Free Website– Actually, it’s called Synthasite. Or Weebly. Or WordPress. Or even Blogger. Any of these will allow you to set up a free website in minutes, even with little or no experience. They may not offer all the bells and whistles a web designer can give you, but designers have to be paid. You can afford any of these sites, even after a trip to the bookstore.
Use Synthasite or Weebly to make a biography page. No, this page isn’t about your stamp collection. Instead, consider it your digital resume. Include a picture, your education, work experience, online profiles, and links to your content. It’s a good thing when potential employers or internships find your page.
WordPress and Blogger are simple to use blogging tools. Use these to showcase your work, ideas, experiences, achievements, or anything else that you are involved in. A popular, frequently-cited blog can make you an “expert” in your field. Also, don’t underestimate the usefulness of feedback from readers, both approving and critical.
“Your resumé gets you in the door, but your digital resumé really pulls them in,” said Steve Rubel, Hofstra alumnus and blogger, whose blog MicroPersuasion.com has more than 50,000 unique visitors a day.
Google Tools: If you think Google is just about searching, you’re missing out on a treasure-trove of features too numerous to list. And I’m not just talking about Image search, guys. Visit googleguide.com to learn how to use Google as a calculator, dictionary, unit converter, and anything else you may need during your class or internship.
The News feature will keep you update with the click of a mouse, while Maps not only gives directions but also shows traffic.

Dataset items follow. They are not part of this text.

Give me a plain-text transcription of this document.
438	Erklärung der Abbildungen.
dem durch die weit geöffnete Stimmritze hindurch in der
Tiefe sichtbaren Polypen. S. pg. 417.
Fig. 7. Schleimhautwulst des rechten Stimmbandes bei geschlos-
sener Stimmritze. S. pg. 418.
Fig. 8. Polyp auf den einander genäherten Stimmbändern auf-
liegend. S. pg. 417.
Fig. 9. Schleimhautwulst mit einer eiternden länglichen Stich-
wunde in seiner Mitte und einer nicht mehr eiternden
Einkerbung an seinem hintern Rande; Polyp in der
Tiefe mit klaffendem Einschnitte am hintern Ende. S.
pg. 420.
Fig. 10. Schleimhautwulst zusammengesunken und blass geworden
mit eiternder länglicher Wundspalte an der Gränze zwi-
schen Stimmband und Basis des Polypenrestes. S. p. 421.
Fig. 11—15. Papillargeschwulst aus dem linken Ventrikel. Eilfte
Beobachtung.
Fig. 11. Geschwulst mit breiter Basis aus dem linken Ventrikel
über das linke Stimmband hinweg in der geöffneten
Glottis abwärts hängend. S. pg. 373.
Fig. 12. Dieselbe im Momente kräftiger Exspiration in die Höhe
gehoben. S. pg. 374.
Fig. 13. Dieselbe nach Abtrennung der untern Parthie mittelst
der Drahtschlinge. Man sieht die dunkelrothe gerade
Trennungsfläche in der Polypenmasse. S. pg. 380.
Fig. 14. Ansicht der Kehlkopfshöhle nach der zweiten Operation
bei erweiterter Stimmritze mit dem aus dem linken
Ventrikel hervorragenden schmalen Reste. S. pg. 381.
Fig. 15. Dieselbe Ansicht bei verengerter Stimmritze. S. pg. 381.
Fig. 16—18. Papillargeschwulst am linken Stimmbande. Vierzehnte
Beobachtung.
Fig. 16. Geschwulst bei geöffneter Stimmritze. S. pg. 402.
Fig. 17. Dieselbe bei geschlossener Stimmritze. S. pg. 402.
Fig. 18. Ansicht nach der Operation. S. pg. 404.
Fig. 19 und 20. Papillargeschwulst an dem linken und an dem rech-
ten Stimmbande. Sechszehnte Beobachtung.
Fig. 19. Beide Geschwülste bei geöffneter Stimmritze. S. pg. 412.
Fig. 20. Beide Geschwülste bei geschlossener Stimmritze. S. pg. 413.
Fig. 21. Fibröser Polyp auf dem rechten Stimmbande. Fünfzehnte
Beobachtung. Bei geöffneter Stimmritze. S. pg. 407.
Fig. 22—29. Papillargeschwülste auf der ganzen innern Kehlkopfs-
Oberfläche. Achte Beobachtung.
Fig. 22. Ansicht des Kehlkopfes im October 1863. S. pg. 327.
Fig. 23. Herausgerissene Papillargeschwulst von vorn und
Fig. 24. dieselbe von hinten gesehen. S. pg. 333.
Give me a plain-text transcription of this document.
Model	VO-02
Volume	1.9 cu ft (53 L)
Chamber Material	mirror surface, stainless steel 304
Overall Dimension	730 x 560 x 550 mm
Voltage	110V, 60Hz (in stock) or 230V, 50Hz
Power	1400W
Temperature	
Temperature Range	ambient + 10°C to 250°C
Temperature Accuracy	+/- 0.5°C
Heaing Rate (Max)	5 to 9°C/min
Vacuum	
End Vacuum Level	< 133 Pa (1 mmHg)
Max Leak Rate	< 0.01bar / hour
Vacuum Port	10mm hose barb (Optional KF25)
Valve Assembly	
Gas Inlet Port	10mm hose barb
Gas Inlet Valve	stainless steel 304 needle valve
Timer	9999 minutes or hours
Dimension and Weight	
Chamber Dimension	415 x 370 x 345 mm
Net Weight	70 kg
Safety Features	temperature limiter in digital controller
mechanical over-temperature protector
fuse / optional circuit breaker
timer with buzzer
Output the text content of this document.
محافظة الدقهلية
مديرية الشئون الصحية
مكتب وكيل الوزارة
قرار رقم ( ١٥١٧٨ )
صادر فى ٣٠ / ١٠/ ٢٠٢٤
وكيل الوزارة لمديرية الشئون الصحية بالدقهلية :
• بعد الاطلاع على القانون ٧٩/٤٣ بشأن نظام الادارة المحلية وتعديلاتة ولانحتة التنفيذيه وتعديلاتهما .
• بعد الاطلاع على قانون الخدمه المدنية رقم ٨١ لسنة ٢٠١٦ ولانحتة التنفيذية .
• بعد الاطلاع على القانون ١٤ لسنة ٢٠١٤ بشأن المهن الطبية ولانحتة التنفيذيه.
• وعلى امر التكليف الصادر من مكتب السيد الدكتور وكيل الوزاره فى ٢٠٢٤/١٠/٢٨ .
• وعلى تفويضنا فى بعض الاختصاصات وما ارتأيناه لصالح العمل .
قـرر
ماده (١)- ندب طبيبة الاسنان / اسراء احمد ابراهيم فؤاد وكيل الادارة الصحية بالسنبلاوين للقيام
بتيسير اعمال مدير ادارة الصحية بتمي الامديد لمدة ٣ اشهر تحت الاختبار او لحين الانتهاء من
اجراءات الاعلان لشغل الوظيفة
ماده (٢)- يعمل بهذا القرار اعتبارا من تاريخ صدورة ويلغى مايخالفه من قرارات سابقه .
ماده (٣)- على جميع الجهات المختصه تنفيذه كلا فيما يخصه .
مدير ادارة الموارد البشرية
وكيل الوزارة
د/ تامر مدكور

Setup a Gmail account with your last name: it will look professional and help you organize emails. After setting up the account, customize an iGoogle page with personalized news, weather, and much more. So much more, in fact, that Google includes a More and Even More tab, each guaranteed to help you sometime during your college career.
“What most people don’t know… is just how many useful tools Google has out there than can make everything from tracking a package to creating and publishing webpages a breeze,” wrote Christina Laun in 57 Useful Google Tools You’ve Never Heard Of¸ a blog entry on http://www.collegeathome.com.
Jumpcut: So you need to make a video. Possibly edit it. Maybe even add a photo slideshow. Don’t withdraw from class just yet, there is hope for those inexperienced with video. Its called Jumpcut, a free site that lets you do all the above and more.
Video files can be uploaded and edited right on the site, without a degree from the film department. Add titles, effects, and photos to make any video presentation complete. Jumpcut will also email files from your phone, finally putting that built-in camera to good use.
The Jumpcut community is a great resource in itself. You can “grab” video, audio, and images from other users and then mix it with your own content, or create something entirely new. This is the perfect way to find that missing piece for your assignment or project. So when you hear the dreaded “v” word, you’ll be ready.